You could use createCDATASection() instead of createTextNode()

var docu = new DOMParser().parseFromString('<xml></xml>',  "application/xml")
var cdata = docu.createCDATASection('Some <CDATA> data & then some');
docu.getElementsByTagName('xml')[0].appendChild(cdata);

alert(new XMLSerializer().serializeToString(docu));
// Displays: <xml><![CDATA[Some <CDATA> data & then some]]></xml>
Mads Hansen
  • 63,927
  • 12
  • 112
  • 147
  • That has the same problem. – Quentin Mar 21 '18 at 20:48
  • Yes, I tried that, but then my string output contains <![CDATA[...]]>, which appears in the pulldown menu, so I am back to doing a global replace. – Robert B. Grossman Mar 23 '18 at 00:48
  • Well, it sounds like you don’t want an XML serialization then if CDATA and entities are a problem. How are you reading or applying the output? It should be “read” and interpreted without issue, unless you are not using XML apis to read. – Mads Hansen Mar 23 '18 at 00:53
  • As I said, I am building a pulldown menu, where the options displayed to the user may contain character entity references. I append the string obtained from the XMLSerializer to a larger string of HTML, and I then use innerHTML to put the larger string (including the pulldown menu) on the page. If the XML output from the serializer contains &#8322; (for example), it appears in the pulldown menu as ₂. If the XML output contains <![CDATA[...]]>, it appears explicitly as well. – Robert Grossman Mar 28 '18 at 21:10
0

I found a solution. Before I create a node containing label, I convert all the character entity references in label to Unicode characters. Then, when I output the xml as a String, I convert all the Unicode characters back to character entity references. Code is adapted from code that I found elsewhere on Stack Overflow.

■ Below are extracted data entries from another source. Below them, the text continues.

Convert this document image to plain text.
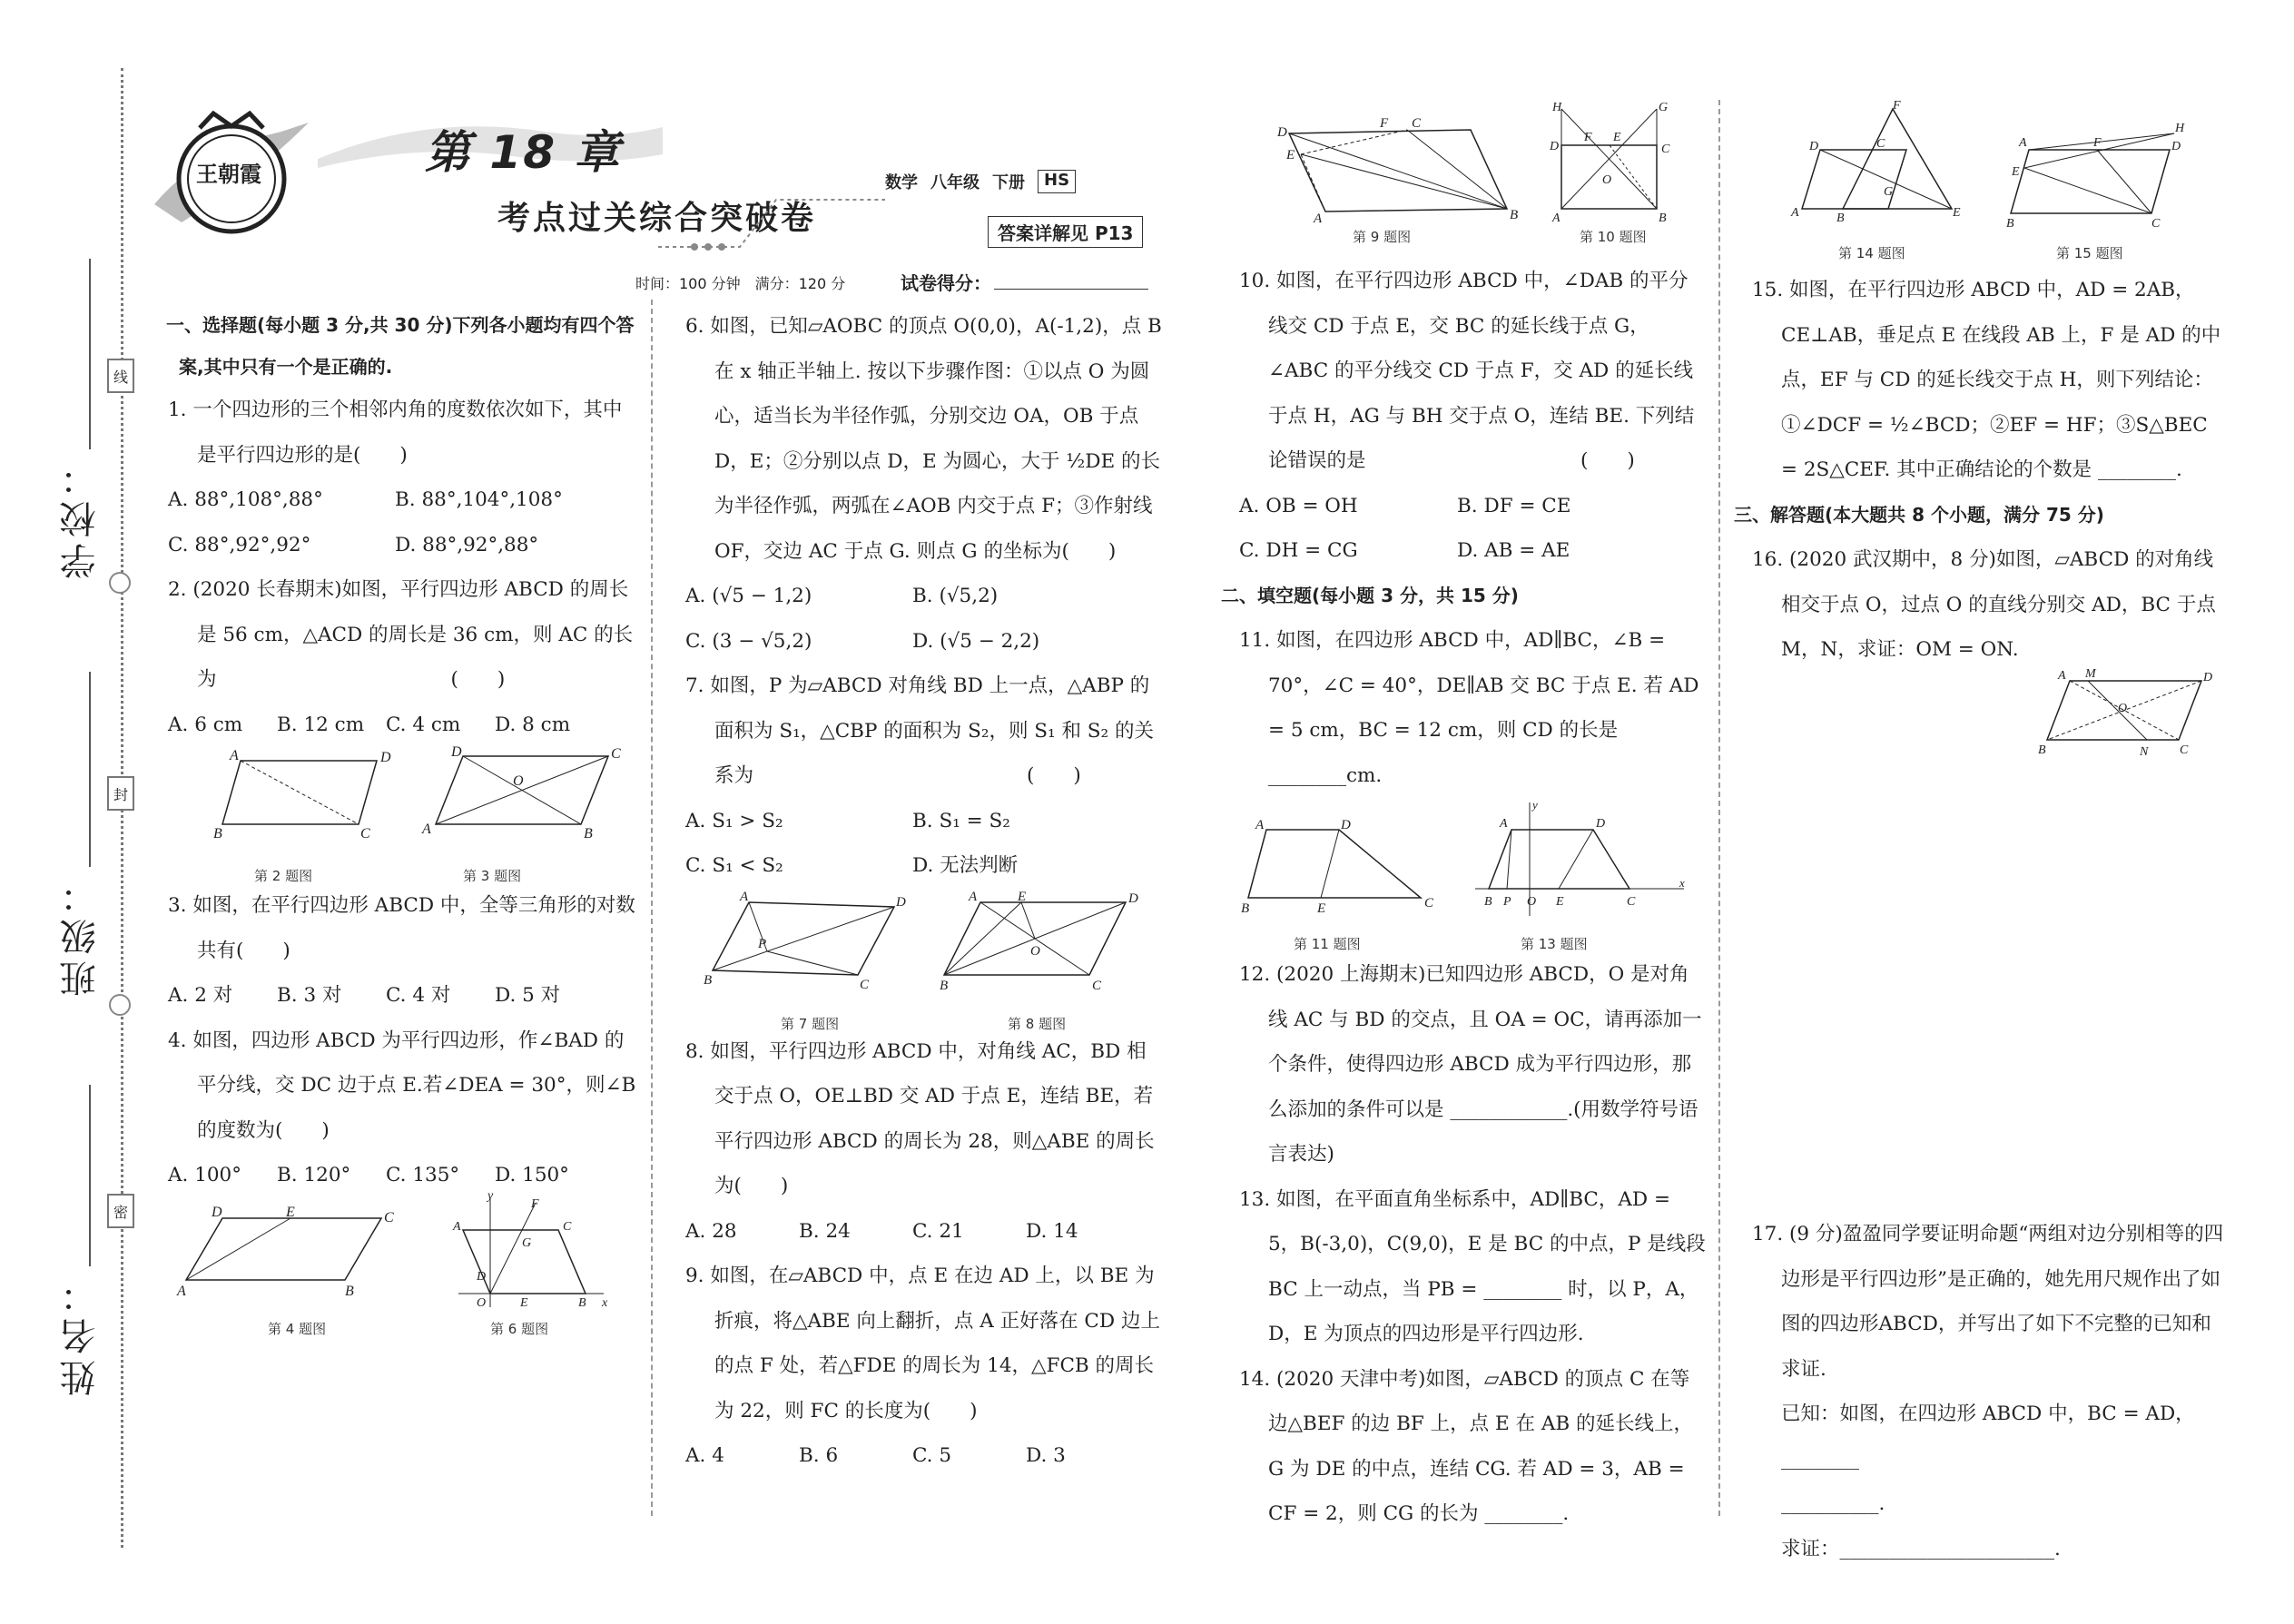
学校：
班级：
姓名：
线
封
密
王朝霞	第 18 章
考点过关综合突破卷
数学 八年级 下册	HS
答案详解见 P13
时间：100 分钟　满分：120 分	试卷得分：
一、选择题(每小题 3 分,共 30 分)下列各小题均有四个答案,其中只有一个是正确的.
1. 一个四边形的三个相邻内角的度数依次如下，其中是平行四边形的是(　　)
A. 88°,108°,88°	B. 88°,104°,108°
C. 88°,92°,92°	D. 88°,92°,88°
2. (2020 长春期末)如图，平行四边形 ABCD 的周长是 56 cm，△ACD 的周长是 36 cm，则 AC 的长为　　　　　　　　　　　　(　　)
A. 6 cm	B. 12 cm	C. 4 cm	D. 8 cm
A	D
B	C
D	C
A	B
O
第 2 题图	第 3 题图
3. 如图，在平行四边形 ABCD 中，全等三角形的对数共有(　　)
A. 2 对	B. 3 对	C. 4 对	D. 5 对
4. 如图，四边形 ABCD 为平行四边形，作∠BAD 的平分线，交 DC 边于点 E.若∠DEA = 30°，则∠B 的度数为(　　)
A. 100°	B. 120°	C. 135°	D. 150°
D	E	C
A	B
y
x
A	C
G
F
D
E	B
O
第 4 题图	第 6 题图
6. 如图，已知▱AOBC 的顶点 O(0,0)，A(-1,2)，点 B 在 x 轴正半轴上. 按以下步骤作图：①以点 O 为圆心，适当长为半径作弧，分别交边 OA，OB 于点 D，E；②分别以点 D，E 为圆心，大于 ½DE 的长为半径作弧，两弧在∠AOB 内交于点 F；③作射线 OF，交边 AC 于点 G. 则点 G 的坐标为(　　)
A. (√5 − 1,2)	B. (√5,2)
C. (3 − √5,2)	D. (√5 − 2,2)
7. 如图，P 为▱ABCD 对角线 BD 上一点，△ABP 的面积为 S₁，△CBP 的面积为 S₂，则 S₁ 和 S₂ 的关系为　　　　　　　　　　　　　　(　　)
A. S₁ > S₂	B. S₁ = S₂
C. S₁ < S₂	D. 无法判断
A	D
B	C
P
A	E	D
B	C
O
第 7 题图	第 8 题图
8. 如图，平行四边形 ABCD 中，对角线 AC，BD 相交于点 O，OE⊥BD 交 AD 于点 E，连结 BE，若平行四边形 ABCD 的周长为 28，则△ABE 的周长为(　　)
A. 28	B. 24	C. 21	D. 14
9. 如图，在▱ABCD 中，点 E 在边 AD 上，以 BE 为折痕，将△ABE 向上翻折，点 A 正好落在 CD 边上的点 F 处，若△FDE 的周长为 14，△FCB 的周长为 22，则 FC 的长度为(　　)
A. 4	B. 6	C. 5	D. 3
D
E
F C
A	B
第 9 题图
H	G
D
F E
C
O
A	B
第 10 题图
10. 如图，在平行四边形 ABCD 中，∠DAB 的平分线交 CD 于点 E，交 BC 的延长线于点 G，∠ABC 的平分线交 CD 于点 F，交 AD 的延长线于点 H，AG 与 BH 交于点 O，连结 BE. 下列结论错误的是　　　　　　　　　　　(　　)
A. OB = OH	B. DF = CE
C. DH = CG	D. AB = AE
二、填空题(每小题 3 分，共 15 分)
11. 如图，在四边形 ABCD 中，AD∥BC，∠B = 70°，∠C = 40°，DE∥AB 交 BC 于点 E. 若 AD = 5 cm，BC = 12 cm，则 CD 的长是 ________cm.
A	D
B	E	C
y
x
A	D
B P O E	C
第 11 题图	第 13 题图
12. (2020 上海期末)已知四边形 ABCD，O 是对角线 AC 与 BD 的交点，且 OA = OC，请再添加一个条件，使得四边形 ABCD 成为平行四边形，那么添加的条件可以是 ____________.(用数学符号语言表达)
13. 如图，在平面直角坐标系中，AD∥BC，AD = 5，B(-3,0)，C(9,0)，E 是 BC 的中点，P 是线段 BC 上一动点，当 PB = ________ 时，以 P，A，D，E 为顶点的四边形是平行四边形.
14. (2020 天津中考)如图，▱ABCD 的顶点 C 在等边△BEF 的边 BF 上，点 E 在 AB 的延长线上，G 为 DE 的中点，连结 CG. 若 AD = 3，AB = CF = 2，则 CG 的长为 ________.
F
D	C
G
A	B	E
第 14 题图
H
A	F	D
E
B	C
第 15 题图
15. 如图，在平行四边形 ABCD 中，AD = 2AB，CE⊥AB，垂足点 E 在线段 AB 上，F 是 AD 的中点，EF 与 CD 的延长线交于点 H，则下列结论：①∠DCF = ½∠BCD；②EF = HF；③S△BEC = 2S△CEF. 其中正确结论的个数是 ________.
三、解答题(本大题共 8 个小题，满分 75 分)
16. (2020 武汉期中，8 分)如图，▱ABCD 的对角线相交于点 O，过点 O 的直线分别交 AD，BC 于点 M，N，求证：OM = ON.
A M	D
O
B	N C
17. (9 分)盈盈同学要证明命题“两组对边分别相等的四边形是平行四边形”是正确的，她先用尺规作出了如图的四边形ABCD，并写出了如下不完整的已知和求证.
已知：如图，在四边形 ABCD 中，BC = AD，________
__________.
求证：______________________.
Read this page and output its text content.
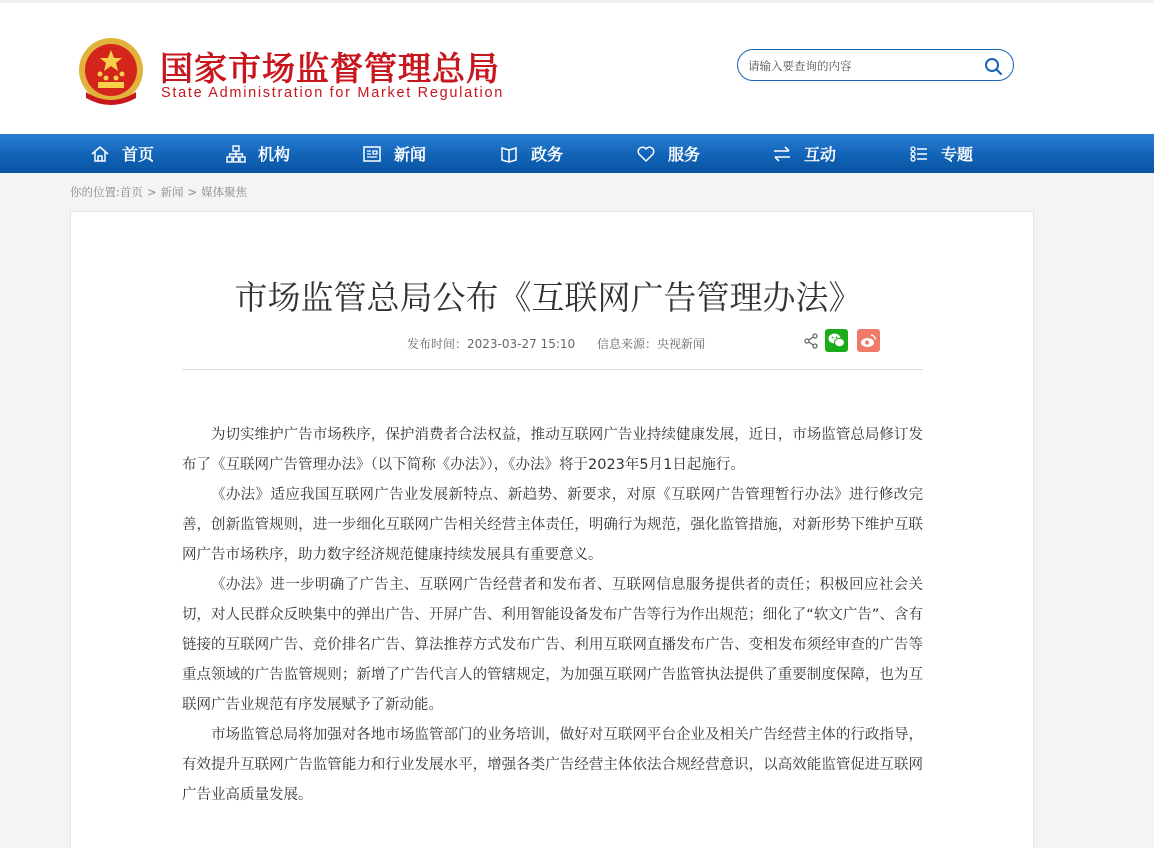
国家市场监督管理总局
State Administration for Market Regulation
请输入要查询的内容
首页	机构	新闻	政务	服务	互动	专题
你的位置:首页 > 新闻 > 媒体聚焦
市场监管总局公布《互联网广告管理办法》
发布时间：2023-03-27 15:10 信息来源：央视新闻

为切实维护广告市场秩序，保护消费者合法权益，推动互联网广告业持续健康发展，近日，市场监管总局修订发布了《互联网广告管理办法》（以下简称《办法》），《办法》将于2023年5月1日起施行。

《办法》适应我国互联网广告业发展新特点、新趋势、新要求，对原《互联网广告管理暂行办法》进行修改完善，创新监管规则，进一步细化互联网广告相关经营主体责任，明确行为规范，强化监管措施，对新形势下维护互联网广告市场秩序，助力数字经济规范健康持续发展具有重要意义。

《办法》进一步明确了广告主、互联网广告经营者和发布者、互联网信息服务提供者的责任；积极回应社会关切，对人民群众反映集中的弹出广告、开屏广告、利用智能设备发布广告等行为作出规范；细化了“软文广告”、含有链接的互联网广告、竞价排名广告、算法推荐方式发布广告、利用互联网直播发布广告、变相发布须经审查的广告等重点领域的广告监管规则；新增了广告代言人的管辖规定，为加强互联网广告监管执法提供了重要制度保障，也为互联网广告业规范有序发展赋予了新动能。

市场监管总局将加强对各地市场监管部门的业务培训，做好对互联网平台企业及相关广告经营主体的行政指导，有效提升互联网广告监管能力和行业发展水平，增强各类广告经营主体依法合规经营意识，以高效能监管促进互联网广告业高质量发展。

function cerToUnicode(str) {
    "use strict";
    var entity_table = {
       '&quot;': String.fromCharCode(34), // Quotation mark. Not required
       '&amp;': String.fromCharCode(38), // Ampersand
               '&lt;': String.fromCharCode(60), // Less-than sign
       '&gt;': String.fromCharCode(62), // Greater-than sign
       '&nbsp;': String.fromCharCode(160), // Non-breaking space
       '&iexcl;': String.fromCharCode(161), // Inverted exclamation mark
       ... // other named CERs
   };
   str = str.replace(/&#(\d+);/g,
       function (matched, capture1) {
           return (capture1 == '38' ? '&amp;' : String.fromCharCode(capture1));
       });
   str = str.replace(/&[^;]*;/g,
       function (matched) {
           return entity_table[matched];
       });
   return str;
} // cerToUnicode()

function unicodeToCER(str) {
    return str.replace(/./gm, function(s) {
        var code = s.charCodeAt(0);
        return (code < 128 ? s : "&#" + code + ";");
    });
} // unicodeToCER()